Let me start by making one thing clear: LLVM does have support for garbage collectors. I am not disputing that. However, as Henderson has shown, so does C and every other language. The question we have to ask is not "Does this environment support garbage collection?" but rather "How efficiently does this environment support garbage collection?".
To recap, Henderson's technique involves placing root pointers (the set of pointers which can be followed to find all live data) on a shadow stack. Since we manage this stack ourself, it shouldn't be a problem for the GC to walk it.
In short, each heap allocation incurs an unnecessary stack allocation and heap pointers are never stored in registers for long.
Now what does this mean for languages like Haskell? Well, unlike programs written in more traditional languages, a Haskell application might very well do between 10 and 20 million heap allocations per second.
Writing Haskell programs is more about producing the correct data stream than it is about performing the right side-effects. It's common for functions in Haskell to manipulate data without execuing any side-effects. (Think spreadsheets.)
This way of computing obviously requires a very cheap method of allocation. Performing 10 million unnecessary stack allocations per second would severely hurt performance, and not having heap pointers in registers could easily be equally devastating.

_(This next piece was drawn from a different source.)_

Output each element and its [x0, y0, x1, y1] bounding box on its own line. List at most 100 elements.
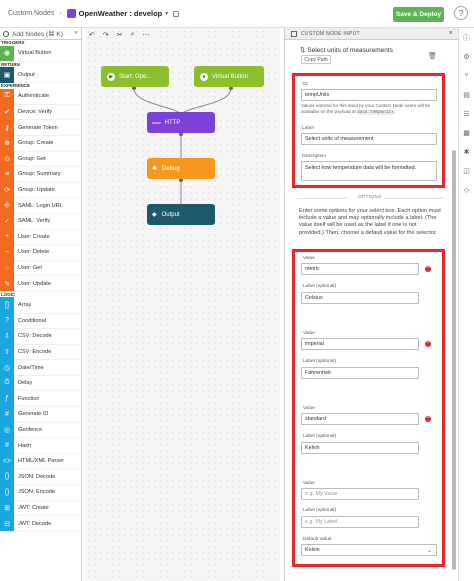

So what about LLVM? Shouldn't the built-in GC support in LLVM be more efficient than any cheap hack? Well, it turns out it isn't. The conflict between garbage collection and optimizations haven't changed, and neither have the solution: disabling or bypassing optimizations. This in turn means unnecessary stack allocations and sub-optimal use of registers.
That LLVM haven't solved the problem of zero-overhead garbage collection isn't too surprising. Solving this while staying agnostic of the data model is an open question in computer science.
It is here C-- differs from LLVM. C-- is a research project that aims at solving difficult problems such as supporting efficient GCs and cheap concurrency. LLVM, on the other hand, is an engineering project.
In conclusion: garbage collection in LLVM incurs unacceptable overhead, and while C-- and LLVM do have some overlap, the problems they're trying to solve are quite different.